MSA showed a selective involvement of somatosensory fibers as already recently reported14 and presented a peculiar pattern of abnormal aggregates in comparison to other synucleinopathies since OH was not associated with the involvement of autonomic fibers. These findings may support a selective cell/neuronal vulnerability in synucleinopathies possibly related to the genetic profile of the patients (i.e. host) predisposing the deposition of misfolded aggregates of α-syn in specific cells39,40 as described in prion disorders41. This conclusion was suggested by considering that similar types of abnormal aggregates were found in different skin cells and patients with different clinical variants. The specific p-syn deposits in skin somatosensory fibers may be a useful biomarker helping to differentiate MSA from other synucleinopathies even in the early stages of the disease when an isolated sleep symptom is present, i.e. REM sleep behaviour disorder (RBD). In fact, the majority of patients with RBD without motor dysfunctions showed abnormal p-syn deposits in skin nerves42,43.

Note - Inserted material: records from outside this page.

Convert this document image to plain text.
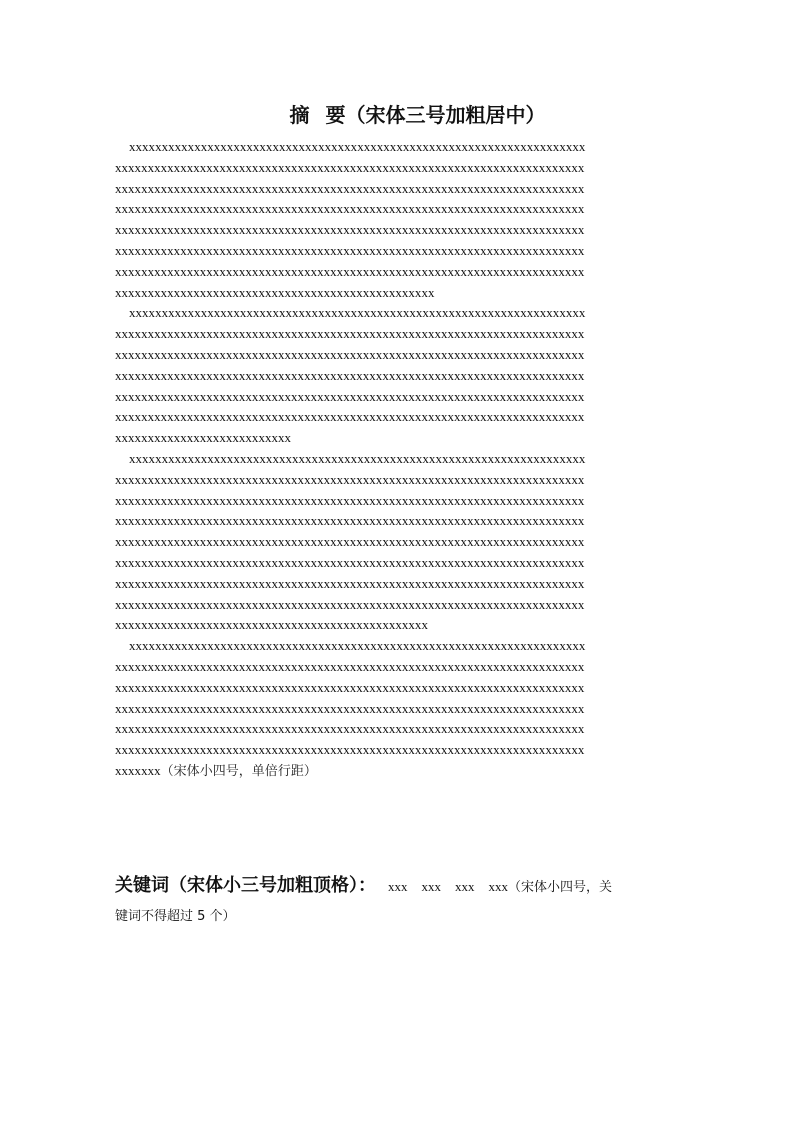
摘 要（宋体三号加粗居中）
xxxxxxxxxxxxxxxxxxxxxxxxxxxxxxxxxxxxxxxxxxxxxxxxxxxxxxxxxxxxxxxxxxxxxx
xxxxxxxxxxxxxxxxxxxxxxxxxxxxxxxxxxxxxxxxxxxxxxxxxxxxxxxxxxxxxxxxxxxxxxxx
xxxxxxxxxxxxxxxxxxxxxxxxxxxxxxxxxxxxxxxxxxxxxxxxxxxxxxxxxxxxxxxxxxxxxxxx
xxxxxxxxxxxxxxxxxxxxxxxxxxxxxxxxxxxxxxxxxxxxxxxxxxxxxxxxxxxxxxxxxxxxxxxx
xxxxxxxxxxxxxxxxxxxxxxxxxxxxxxxxxxxxxxxxxxxxxxxxxxxxxxxxxxxxxxxxxxxxxxxx
xxxxxxxxxxxxxxxxxxxxxxxxxxxxxxxxxxxxxxxxxxxxxxxxxxxxxxxxxxxxxxxxxxxxxxxx
xxxxxxxxxxxxxxxxxxxxxxxxxxxxxxxxxxxxxxxxxxxxxxxxxxxxxxxxxxxxxxxxxxxxxxxx
xxxxxxxxxxxxxxxxxxxxxxxxxxxxxxxxxxxxxxxxxxxxxxxxx
xxxxxxxxxxxxxxxxxxxxxxxxxxxxxxxxxxxxxxxxxxxxxxxxxxxxxxxxxxxxxxxxxxxxxx
xxxxxxxxxxxxxxxxxxxxxxxxxxxxxxxxxxxxxxxxxxxxxxxxxxxxxxxxxxxxxxxxxxxxxxxx
xxxxxxxxxxxxxxxxxxxxxxxxxxxxxxxxxxxxxxxxxxxxxxxxxxxxxxxxxxxxxxxxxxxxxxxx
xxxxxxxxxxxxxxxxxxxxxxxxxxxxxxxxxxxxxxxxxxxxxxxxxxxxxxxxxxxxxxxxxxxxxxxx
xxxxxxxxxxxxxxxxxxxxxxxxxxxxxxxxxxxxxxxxxxxxxxxxxxxxxxxxxxxxxxxxxxxxxxxx
xxxxxxxxxxxxxxxxxxxxxxxxxxxxxxxxxxxxxxxxxxxxxxxxxxxxxxxxxxxxxxxxxxxxxxxx
xxxxxxxxxxxxxxxxxxxxxxxxxxx
xxxxxxxxxxxxxxxxxxxxxxxxxxxxxxxxxxxxxxxxxxxxxxxxxxxxxxxxxxxxxxxxxxxxxx
xxxxxxxxxxxxxxxxxxxxxxxxxxxxxxxxxxxxxxxxxxxxxxxxxxxxxxxxxxxxxxxxxxxxxxxx
xxxxxxxxxxxxxxxxxxxxxxxxxxxxxxxxxxxxxxxxxxxxxxxxxxxxxxxxxxxxxxxxxxxxxxxx
xxxxxxxxxxxxxxxxxxxxxxxxxxxxxxxxxxxxxxxxxxxxxxxxxxxxxxxxxxxxxxxxxxxxxxxx
xxxxxxxxxxxxxxxxxxxxxxxxxxxxxxxxxxxxxxxxxxxxxxxxxxxxxxxxxxxxxxxxxxxxxxxx
xxxxxxxxxxxxxxxxxxxxxxxxxxxxxxxxxxxxxxxxxxxxxxxxxxxxxxxxxxxxxxxxxxxxxxxx
xxxxxxxxxxxxxxxxxxxxxxxxxxxxxxxxxxxxxxxxxxxxxxxxxxxxxxxxxxxxxxxxxxxxxxxx
xxxxxxxxxxxxxxxxxxxxxxxxxxxxxxxxxxxxxxxxxxxxxxxxxxxxxxxxxxxxxxxxxxxxxxxx
xxxxxxxxxxxxxxxxxxxxxxxxxxxxxxxxxxxxxxxxxxxxxxxx
xxxxxxxxxxxxxxxxxxxxxxxxxxxxxxxxxxxxxxxxxxxxxxxxxxxxxxxxxxxxxxxxxxxxxx
xxxxxxxxxxxxxxxxxxxxxxxxxxxxxxxxxxxxxxxxxxxxxxxxxxxxxxxxxxxxxxxxxxxxxxxx
xxxxxxxxxxxxxxxxxxxxxxxxxxxxxxxxxxxxxxxxxxxxxxxxxxxxxxxxxxxxxxxxxxxxxxxx
xxxxxxxxxxxxxxxxxxxxxxxxxxxxxxxxxxxxxxxxxxxxxxxxxxxxxxxxxxxxxxxxxxxxxxxx
xxxxxxxxxxxxxxxxxxxxxxxxxxxxxxxxxxxxxxxxxxxxxxxxxxxxxxxxxxxxxxxxxxxxxxxx
xxxxxxxxxxxxxxxxxxxxxxxxxxxxxxxxxxxxxxxxxxxxxxxxxxxxxxxxxxxxxxxxxxxxxxxx
xxxxxxx（宋体小四号，单倍行距）
关键词（宋体小三号加粗顶格）： xxx xxx xxx xxx（宋体小四号，关
键词不得超过 5 个）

This work had the following limitations

(1) abnormal α-syn deposits were characterized in consecutive thin (10 μm) skin sections. The assumption being that the same deposits may not change immunofluorescence staining in consecutive thin sections. Similar results achieved in all clinical variants underlined that our data are reproducible and the assumption is accurate; (2) no antibodies against N-terminus α-syn epitopes were used. A recent work showed that N-terminus antibodies efficiently differentiated misfolded α-syn deposits in MSA from other clinical variants supporting a different conformation of misfolded deposits44. A future in vivo study targeting N-terminal epitopes is needed to ascertain this important point; (3) the number of PAF patients recruited for this study is limited but the number of aggregates studied is similar to the other variants of synucleinopathy; 4) although we studied a high number of abnormal intraneural α-syn deposits investigated subjects were fewer. For this reason this study should be considered as a pilot study and our main results need to be confirmed in a larger cohort of patients.